Una bici concepita per il viaggio fuoristrada

Premetto che sulla bici nuova, prima ancora dell’uscita dal negozio, ho apportato diverse modifiche, sia perché avevo poco tempo per testarla prima di partire sia per esigenze personali, ho sostituito il manubrio originale con uno più lungo giacché, abituato con una fat bike, ho preferito mantenere la stessa geometria; ho montato i pedali della “Exustar” che avevo sulla fat bike, ottimo grip con qualsiasi tipo di scarpa; montata la sella della “Selle Italia c2”, già testata per il mio fondoschiena dopo tante ore di viaggio; infine, non sapendo che tipo di terreno avrei affrontato, ho optato per i copertoni “Schwalbe Nobby Nic” da 2,35 al posto di quelli originali da 2,20 pollici.

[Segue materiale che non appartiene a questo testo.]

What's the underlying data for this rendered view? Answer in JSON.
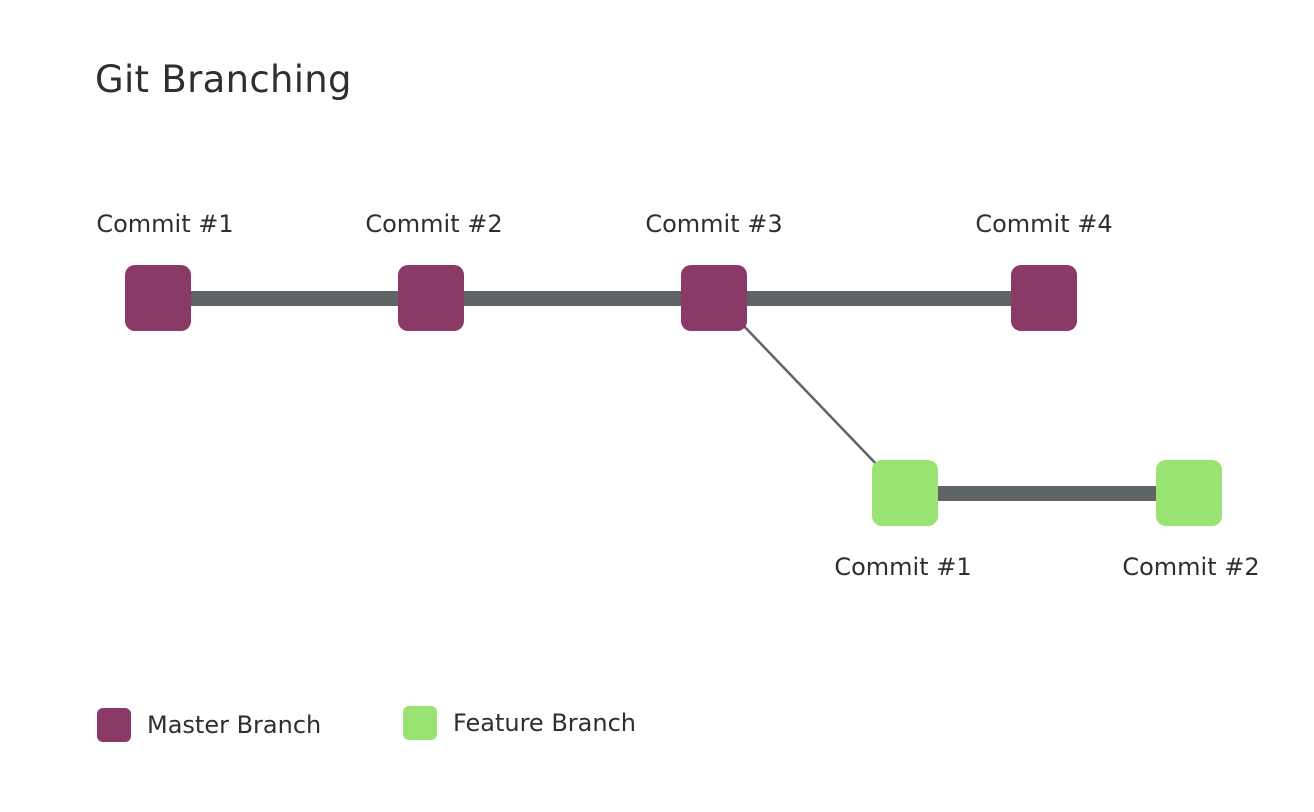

Da diversi anni tenevo d’occhio la “Cinelli Geo” ma, non trovando in rete informazioni molto precise, su recensioni ed altro, optai per una fat bike. Tuttavia, a distanza di tempo, anche per avere un’altra bici di backup (usando la bicicletta come primo mezzo di trasporto, la consumo molto e, di conseguenza, necessita continuamente di manutenzione), ho colto l’occasione fornitami dalla struttura Bike Friendly – “Ciclostazione” di Avellino rivenditore ufficiale Cinelli. Ho voluto rischiare, nel testare la Cinelli Geo per questo trail, ed è stata proprio una scelta azzeccata!

Le caratteristiche:
– Telaio in acciaio Columbus Cromor – triplo spessore differenziato;
– Freni a disco meccanici, ottimi per viaggi per la semplicità di manutenzione;
– Forcella rigida in acciaio;
in poche parole, una bici semplice ed essenziale, proprio quello che serve per viaggiare.

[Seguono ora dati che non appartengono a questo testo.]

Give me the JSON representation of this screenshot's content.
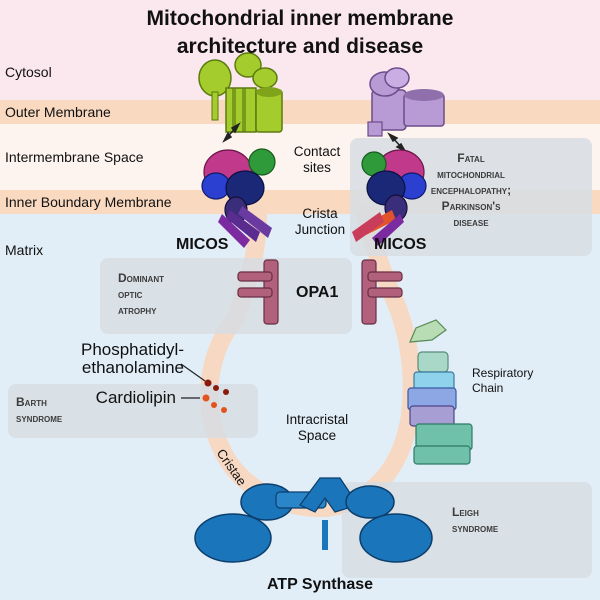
{
  "title": {
    "line1": "Mitochondrial inner membrane",
    "line2": "architecture and disease"
  },
  "regions": {
    "cytosol": "Cytosol",
    "outer_membrane": "Outer Membrane",
    "intermembrane_space": "Intermembrane Space",
    "inner_boundary_membrane": "Inner Boundary Membrane",
    "matrix": "Matrix"
  },
  "labels": {
    "contact_sites_1": "Contact",
    "contact_sites_2": "sites",
    "crista_junction_1": "Crista",
    "crista_junction_2": "Junction",
    "micos_left": "MICOS",
    "micos_right": "MICOS",
    "opa1": "OPA1",
    "pe_line1": "Phosphatidyl-",
    "pe_line2": "ethanolamine",
    "cardiolipin": "Cardiolipin",
    "intracristal_1": "Intracristal",
    "intracristal_2": "Space",
    "cristae": "Cristae",
    "respiratory_1": "Respiratory",
    "respiratory_2": "Chain",
    "atp_synthase": "ATP Synthase"
  },
  "diseases": {
    "fatal": [
      "Fatal",
      "mitochondrial",
      "encephalopathy;",
      "Parkinson's",
      "disease"
    ],
    "doa": [
      "Dominant",
      "optic",
      "atrophy"
    ],
    "barth": [
      "Barth",
      "syndrome"
    ],
    "leigh": [
      "Leigh",
      "syndrome"
    ]
  },
  "colors": {
    "cytosol": "#fbe7ee",
    "membrane": "#f9d9c0",
    "intermembrane_space": "#fdf4f0",
    "matrix": "#e1eef8",
    "disease_box": "#d7dde3",
    "atp_synthase": "#1b75bb",
    "opa1": "#b2617c"
  }
}
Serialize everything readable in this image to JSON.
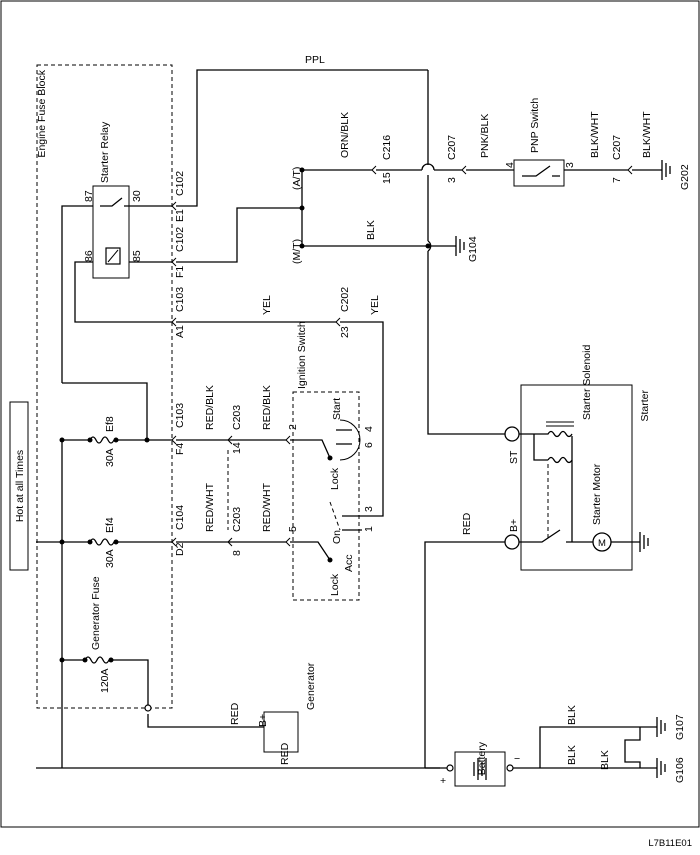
{
  "title_banner": "Hot at all Times",
  "figure_id": "L7B11E01",
  "blocks": {
    "engine_fuse_block": "Engine Fuse Block",
    "starter_relay": "Starter Relay",
    "ignition_switch": "Ignition Switch",
    "pnp_switch": "PNP Switch",
    "starter": "Starter",
    "starter_solenoid": "Starter Solenoid",
    "starter_motor": "Starter Motor",
    "generator": "Generator",
    "battery": "Battery",
    "generator_fuse": "Generator Fuse"
  },
  "fuses": {
    "ef8_rating": "30A",
    "ef8_name": "Ef8",
    "ef4_rating": "30A",
    "ef4_name": "Ef4",
    "gen_rating": "120A"
  },
  "wire_colors": {
    "ppl": "PPL",
    "orn_blk": "ORN/BLK",
    "pnk_blk": "PNK/BLK",
    "blk_wht_1": "BLK/WHT",
    "blk_wht_2": "BLK/WHT",
    "blk_1": "BLK",
    "yel_1": "YEL",
    "yel_2": "YEL",
    "red_blk_1": "RED/BLK",
    "red_blk_2": "RED/BLK",
    "red_wht_1": "RED/WHT",
    "red_wht_2": "RED/WHT",
    "red_1": "RED",
    "red_2": "RED",
    "red_3": "RED",
    "blk_2": "BLK",
    "blk_3": "BLK",
    "blk_4": "BLK"
  },
  "connectors": {
    "c102_a": "C102",
    "c102_b": "C102",
    "c103_a": "C103",
    "c103_b": "C103",
    "c104": "C104",
    "c216": "C216",
    "c207_a": "C207",
    "c207_b": "C207",
    "c202": "C202",
    "c203_a": "C203",
    "c203_b": "C203"
  },
  "pins": {
    "e1": "E1",
    "f1": "F1",
    "a1": "A1",
    "f4": "F4",
    "d2": "D2",
    "p87": "87",
    "p30": "30",
    "p86": "86",
    "p85": "85",
    "p15": "15",
    "p3a": "3",
    "p4": "4",
    "p3b": "3",
    "p7": "7",
    "p23": "23",
    "p14": "14",
    "p8": "8",
    "ign2": "2",
    "ign4": "4",
    "ign6": "6",
    "ign5": "5",
    "ign3": "3",
    "ign1": "1"
  },
  "grounds": {
    "g202": "G202",
    "g104": "G104",
    "g107": "G107",
    "g106": "G106"
  },
  "labels": {
    "at": "(A/T)",
    "mt": "(M/T)",
    "start": "Start",
    "lock1": "Lock",
    "on": "On",
    "acc": "Acc",
    "lock2": "Lock",
    "st": "ST",
    "bplus_starter": "B+",
    "bplus_gen": "B+",
    "motor_m": "M",
    "plus": "+",
    "minus": "−"
  }
}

Viaggiando in modalità bikepacking, ho affrontato questo viaggio per la maggior parte su terreni difficili da gestire, tra sterrati, salite e discese tecniche, tratti fangosi, strade bianche e polverose con pietre molto esposte, e poi sull’asfalto, dove la bici era davvero scorrevole (qui naturalmente entra in gioco l’efficacia dei copertoni). Insomma, dopo ore ed ore di pedalata, con dislivelli molto elevati, sono rimasto affascinato dalla stabilità e manovrabilità della bici e posso accertare che, per chi ha la necessità di affrontare un viaggio particolare, è la bici ideale, ideale proprio per questi trail che si stanno espandendo sull’intero territorio nazionale come in altre parti del mondo!